Why is discovering completely new antibiotic classes so difficult?
There is a lack of new chemical scaffolds that meet the strict requirements (penetration, low toxicity, target specificity). Also, historical antibiotic leads mainly came from natural products, and many of those have been heavily explored. New large-scale screens rarely yield truly novel, clinically viable leads.
Which cellular processes do most antibiotics target in bacteria?
Common antibiotic targets include: * Cell wall synthesis (peptidoglycan) * Ribosomes (bacterial 30S or 50S subunits) * DNA replication (e.g., topoisomerases, gyrase) * Folate or nucleotide synthesis. These processes are vital for bacterial growth and survival.
Which key processes do chemotherapy drugs typically target in cancer cells?
They often target: * DNA replication/structure (e.g., alkylators, topoisomerase inhibitors) * Mitotic spindle (microtubules) * Cell cycle regulators (CDK inhibitors) * Hormone receptors (in hormone-sensitive tumors). Overall, they aim to disrupt rapid cell division or induce apoptosis.
Why might some antibiotics (e.g., certain cytotoxic “antibiotics” like doxorubicin) be used in cancer therapy?

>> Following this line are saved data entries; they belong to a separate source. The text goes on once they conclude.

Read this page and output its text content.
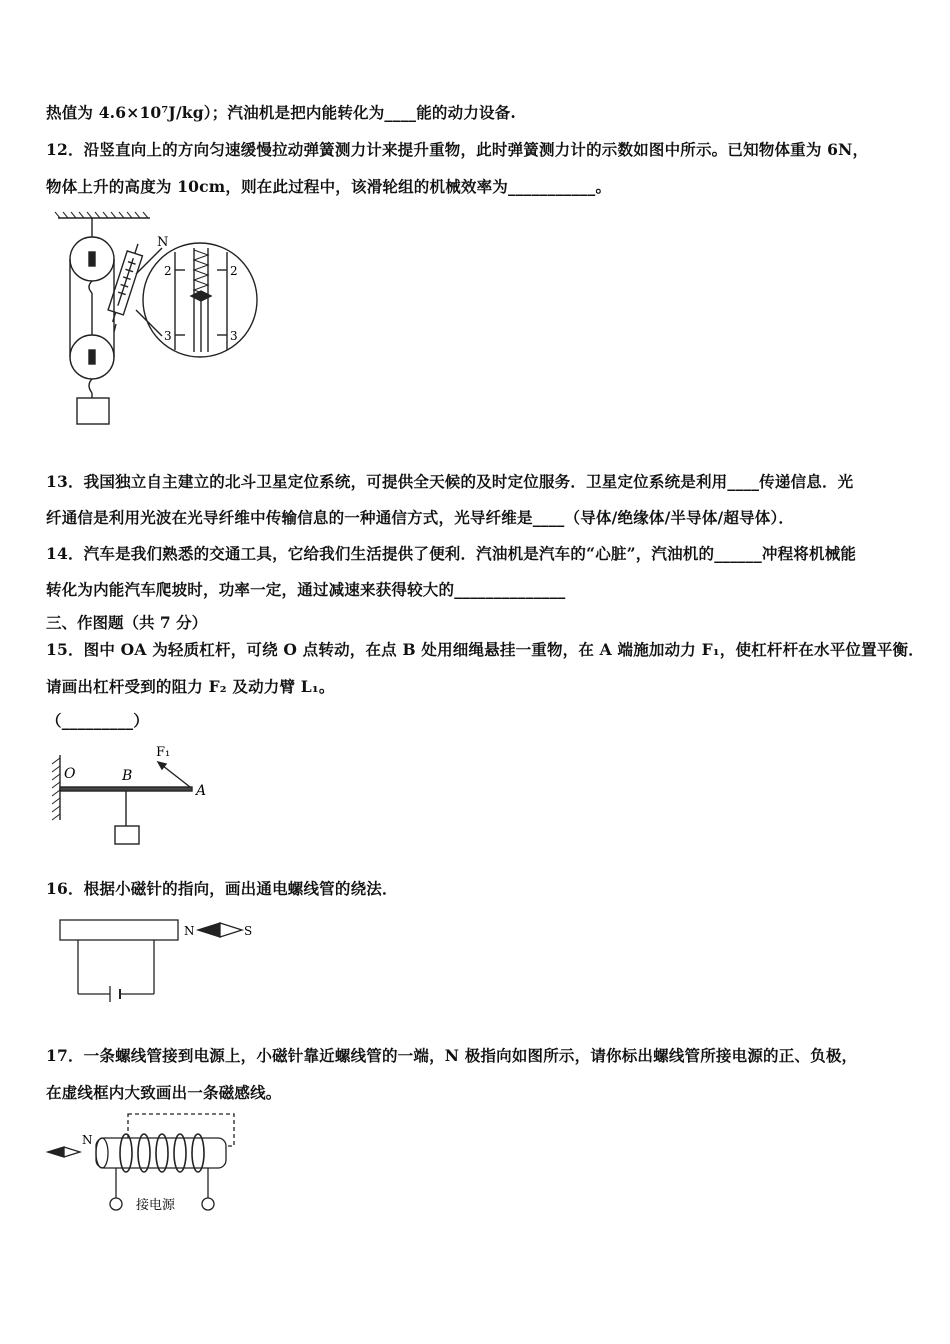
热值为 4.6×10⁷J/kg）；汽油机是把内能转化为____能的动力设备.
12．沿竖直向上的方向匀速缓慢拉动弹簧测力计来提升重物，此时弹簧测力计的示数如图中所示。已知物体重为 6N，
物体上升的高度为 10cm，则在此过程中，该滑轮组的机械效率为___________。
N
2	2
3	3
13．我国独立自主建立的北斗卫星定位系统，可提供全天候的及时定位服务．卫星定位系统是利用____传递信息．光
纤通信是利用光波在光导纤维中传输信息的一种通信方式，光导纤维是____（导体/绝缘体/半导体/超导体）．
14．汽车是我们熟悉的交通工具，它给我们生活提供了便利．汽油机是汽车的“心脏”，汽油机的______冲程将机械能
转化为内能汽车爬坡时，功率一定，通过减速来获得较大的______________
三、作图题（共 7 分）
15．图中 OA 为轻质杠杆，可绕 O 点转动，在点 B 处用细绳悬挂一重物，在 A 端施加动力 F₁，使杠杆杆在水平位置平衡．
请画出杠杆受到的阻力 F₂ 及动力臂 L₁。
（_________）
O	B
A
F₁
16．根据小磁针的指向，画出通电螺线管的绕法．
N	S
17．一条螺线管接到电源上，小磁针靠近螺线管的一端，N 极指向如图所示，请你标出螺线管所接电源的正、负极，
在虚线框内大致画出一条磁感线。
N
接电源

Some antibiotics interfere with DNA function or topoisomerases in eukaryotic cells as well, causing cell death. These antibiotic compounds (initially discovered against bacteria) happen to have broad DNA-binding or ROS-generating activities that can kill tumor cells, though they are often too toxic for standard infectious disease use.

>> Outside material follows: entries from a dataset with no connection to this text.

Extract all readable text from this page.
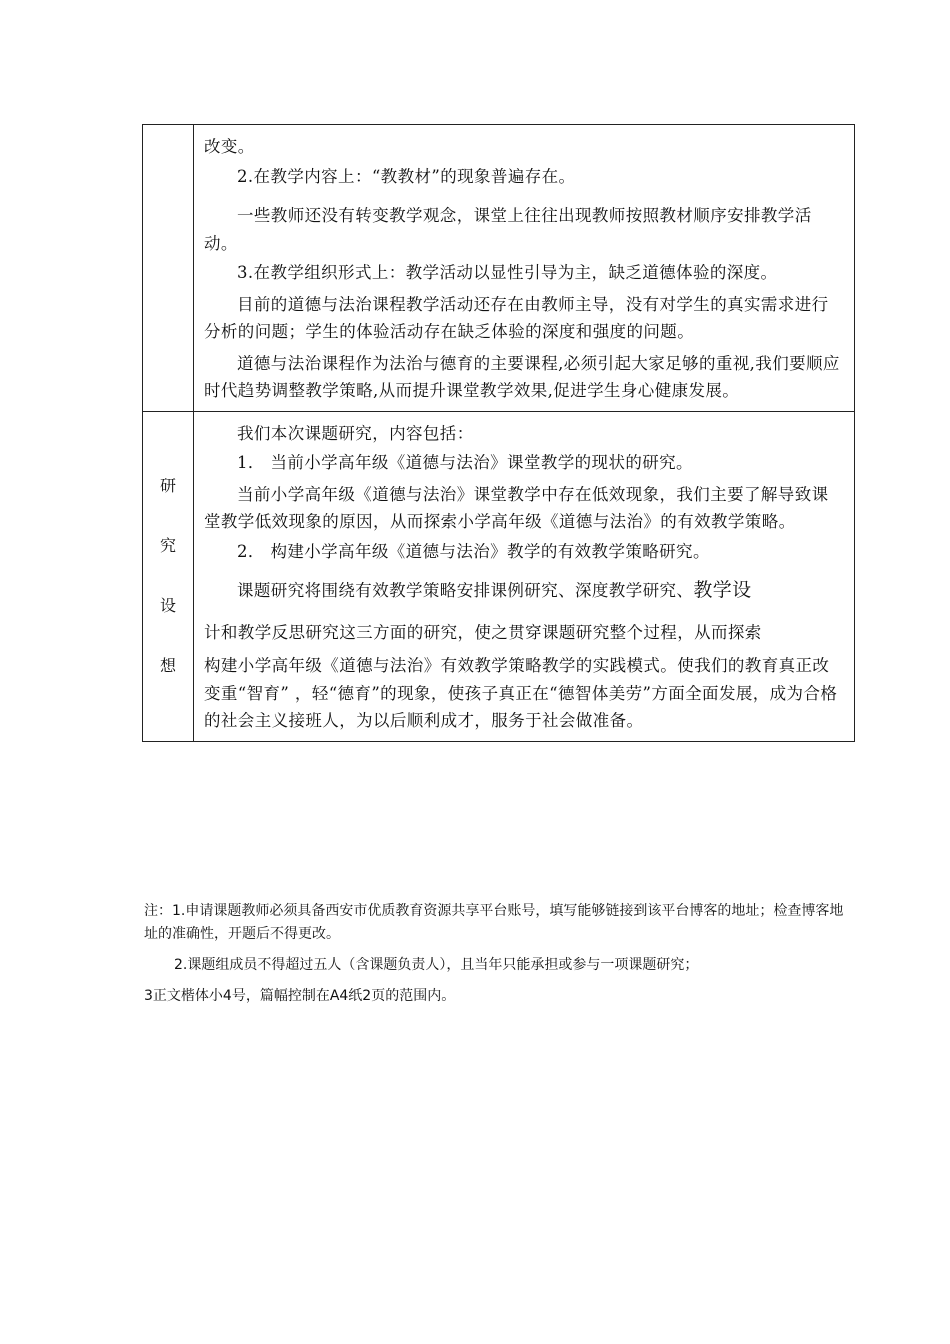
改变。

2.在教学内容上：“教教材”的现象普遍存在。

一些教师还没有转变教学观念，课堂上往往出现教师按照教材顺序安排教学活动。

3.在教学组织形式上：教学活动以显性引导为主，缺乏道德体验的深度。

目前的道德与法治课程教学活动还存在由教师主导，没有对学生的真实需求进行分析的问题；学生的体验活动存在缺乏体验的深度和强度的问题。

道德与法治课程作为法治与德育的主要课程,必须引起大家足够的重视,我们要顺应时代趋势调整教学策略,从而提升课堂教学效果,促进学生身心健康发展。

研
究
设
想

我们本次课题研究，内容包括：

1． 当前小学高年级《道德与法治》课堂教学的现状的研究。

当前小学高年级《道德与法治》课堂教学中存在低效现象，我们主要了解导致课堂教学低效现象的原因，从而探索小学高年级《道德与法治》的有效教学策略。

2． 构建小学高年级《道德与法治》教学的有效教学策略研究。

课题研究将围绕有效教学策略安排课例研究、深度教学研究、教学设

计和教学反思研究这三方面的研究，使之贯穿课题研究整个过程，从而探索

构建小学高年级《道德与法治》有效教学策略教学的实践模式。使我们的教育真正改变重“智育” ，轻“德育”的现象，使孩子真正在“德智体美劳”方面全面发展，成为合格的社会主义接班人，为以后顺利成才，服务于社会做准备。

注：1.申请课题教师必须具备西安市优质教育资源共享平台账号，填写能够链接到该平台博客的地址；检查博客地址的准确性，开题后不得更改。

2.课题组成员不得超过五人（含课题负责人），且当年只能承担或参与一项课题研究；

3正文楷体小4号，篇幅控制在A4纸2页的范围内。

Why don’t typical antibiotics harm eukaryotic cells the same way they harm bacteria?
Many classic antibiotics target bacteria-specific structures (e.g., peptidoglycan) or unique bacterial ribosomes. Eukaryotic cells lack these bacterial-specific features, so those antibiotics have little direct effect on human cells at normal doses.

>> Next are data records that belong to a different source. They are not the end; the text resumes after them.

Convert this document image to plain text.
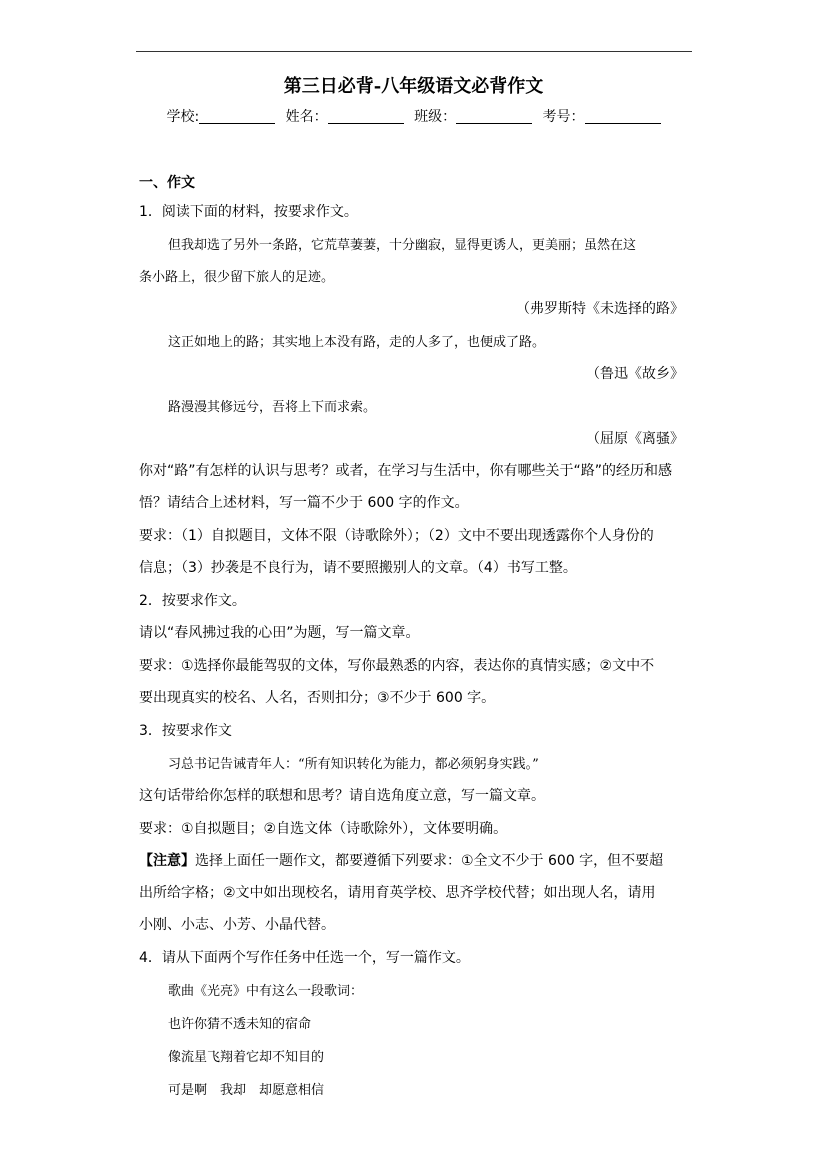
第三日必背-八年级语文必背作文
学校:	姓名：	班级：	考号：
一、作文
1．阅读下面的材料，按要求作文。
但我却选了另外一条路，它荒草萋萋，十分幽寂，显得更诱人，更美丽；虽然在这
条小路上，很少留下旅人的足迹。
（弗罗斯特《未选择的路》
这正如地上的路；其实地上本没有路，走的人多了，也便成了路。
（鲁迅《故乡》
路漫漫其修远兮，吾将上下而求索。
（屈原《离骚》
你对“路”有怎样的认识与思考？或者，在学习与生活中，你有哪些关于“路”的经历和感
悟？请结合上述材料，写一篇不少于 600 字的作文。
要求：（1）自拟题目，文体不限（诗歌除外）；（2）文中不要出现透露你个人身份的
信息；（3）抄袭是不良行为，请不要照搬别人的文章。（4）书写工整。
2．按要求作文。
请以“春风拂过我的心田”为题，写一篇文章。
要求：①选择你最能驾驭的文体，写你最熟悉的内容，表达你的真情实感；②文中不
要出现真实的校名、人名，否则扣分；③不少于 600 字。
3．按要求作文
习总书记告诫青年人：“所有知识转化为能力，都必须躬身实践。”
这句话带给你怎样的联想和思考？请自选角度立意，写一篇文章。
要求：①自拟题目；②自选文体（诗歌除外），文体要明确。
【注意】选择上面任一题作文，都要遵循下列要求：①全文不少于 600 字，但不要超
出所给字格；②文中如出现校名，请用育英学校、思齐学校代替；如出现人名，请用
小刚、小志、小芳、小晶代替。
4．请从下面两个写作任务中任选一个，写一篇作文。
歌曲《光亮》中有这么一段歌词：
也许你猜不透未知的宿命
像流星飞翔着它却不知目的
可是啊　我却　却愿意相信
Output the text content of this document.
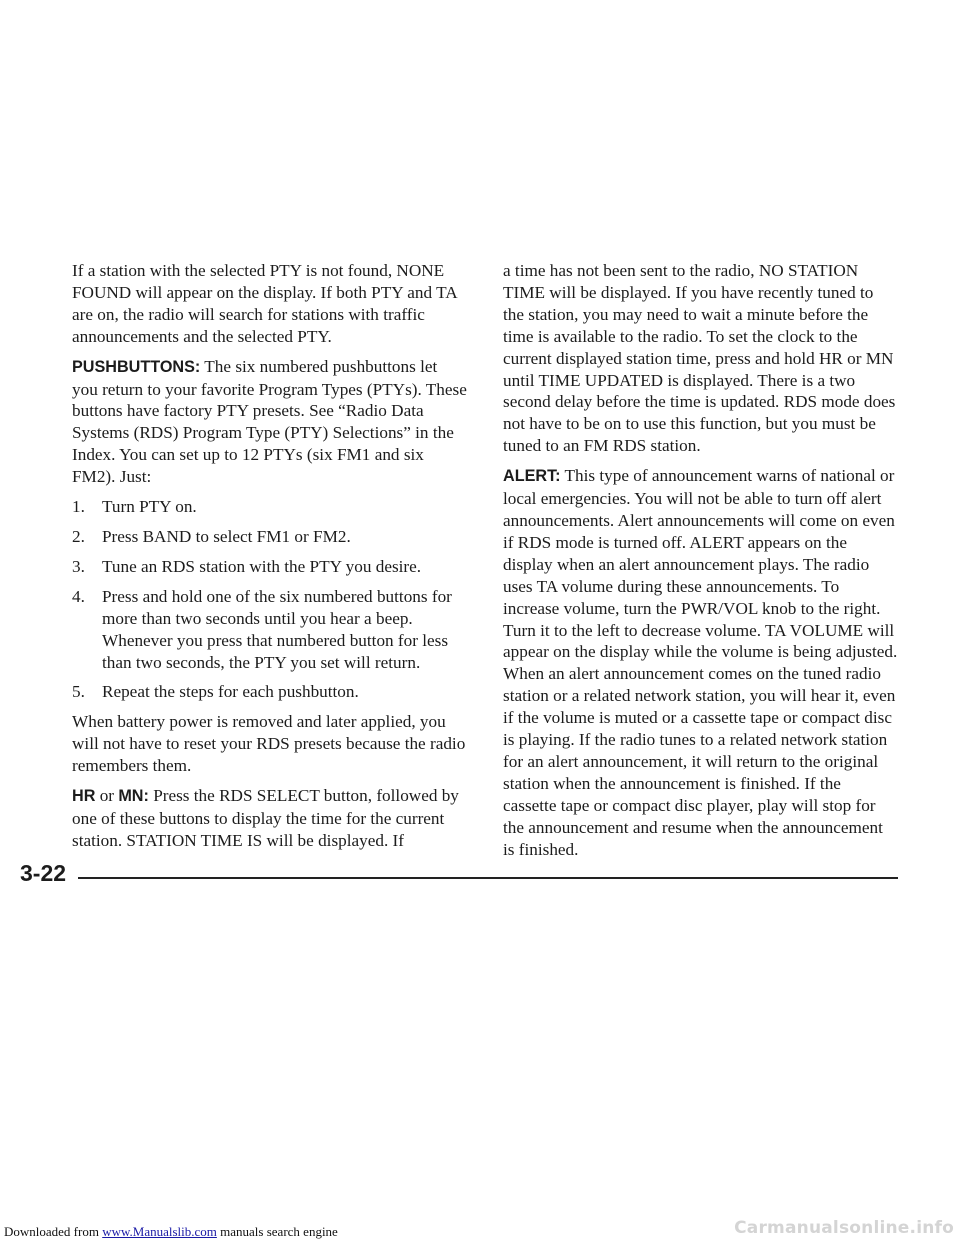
If a station with the selected PTY is not found, NONE FOUND will appear on the display. If both PTY and TA are on, the radio will search for stations with traffic announcements and the selected PTY.

PUSHBUTTONS: The six numbered pushbuttons let you return to your favorite Program Types (PTYs). These buttons have factory PTY presets. See “Radio Data Systems (RDS) Program Type (PTY) Selections” in the Index. You can set up to 12 PTYs (six FM1 and six FM2). Just:

1. Turn PTY on.
2. Press BAND to select FM1 or FM2.
3. Tune an RDS station with the PTY you desire.
4. Press and hold one of the six numbered buttons for more than two seconds until you hear a beep. Whenever you press that numbered button for less than two seconds, the PTY you set will return.
5. Repeat the steps for each pushbutton.

When battery power is removed and later applied, you will not have to reset your RDS presets because the radio remembers them.

HR or MN: Press the RDS SELECT button, followed by one of these buttons to display the time for the current station. STATION TIME IS will be displayed. If

a time has not been sent to the radio, NO STATION TIME will be displayed. If you have recently tuned to the station, you may need to wait a minute before the time is available to the radio. To set the clock to the current displayed station time, press and hold HR or MN until TIME UPDATED is displayed. There is a two second delay before the time is updated. RDS mode does not have to be on to use this function, but you must be tuned to an FM RDS station.

ALERT: This type of announcement warns of national or local emergencies. You will not be able to turn off alert announcements. Alert announcements will come on even if RDS mode is turned off. ALERT appears on the display when an alert announcement plays. The radio uses TA volume during these announcements. To increase volume, turn the PWR/VOL knob to the right. Turn it to the left to decrease volume. TA VOLUME will appear on the display while the volume is being adjusted. When an alert announcement comes on the tuned radio station or a related network station, you will hear it, even if the volume is muted or a cassette tape or compact disc is playing. If the radio tunes to a related network station for an alert announcement, it will return to the original station when the announcement is finished. If the cassette tape or compact disc player, play will stop for the announcement and resume when the announcement is finished.

3-22
Downloaded from www.Manualslib.com manuals search engine	Carmanualsonline.info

What is the main difference between the intended outcomes of antibiotic vs. anti-cancer treatments?
- Antibiotics aim to eliminate infecting bacteria without killing host cells. * Anti-cancer drugs often damage or kill rapidly dividing host cells (tumor cells), accepting certain toxicity to normal tissues as part of therapy.
How can one ensure that using an antibiotic doesn’t inadvertently cause the same effects as a cytotoxic anti-cancer drug?
Strategies include: 1. Selecting antibiotics with highly bacteria-specific targets. 2. Using doses that inhibit bacterial processes but aren’t toxic to host cells. 3. Designing or choosing drug delivery that doesn’t accumulate in normal tissues. 4. Confirming that the mechanism (e.g., blocking bacterial ribosome) doesn’t overlap significantly with essential eukaryotic processes.
In what cases might an antibiotic truly be co-opted for cancer therapy, and what would be the trade-off?
Certain “antibiotic” molecules (like doxorubicin or bleomycin) that cause DNA damage can kill cancer cells. The trade-off is potential toxicity to normal human cells, so they’re used in carefully controlled doses in oncology rather than as standard infection treatments.
What are examples of antibiotic-derived anti-cancer agents?
- Doxorubicin (an anthracycline) * Bleomycin * Daunorubicin * Mitomycin C. All originally came from microbial sources, but they are used primarily for chemotherapy due to their potent cytotoxicity.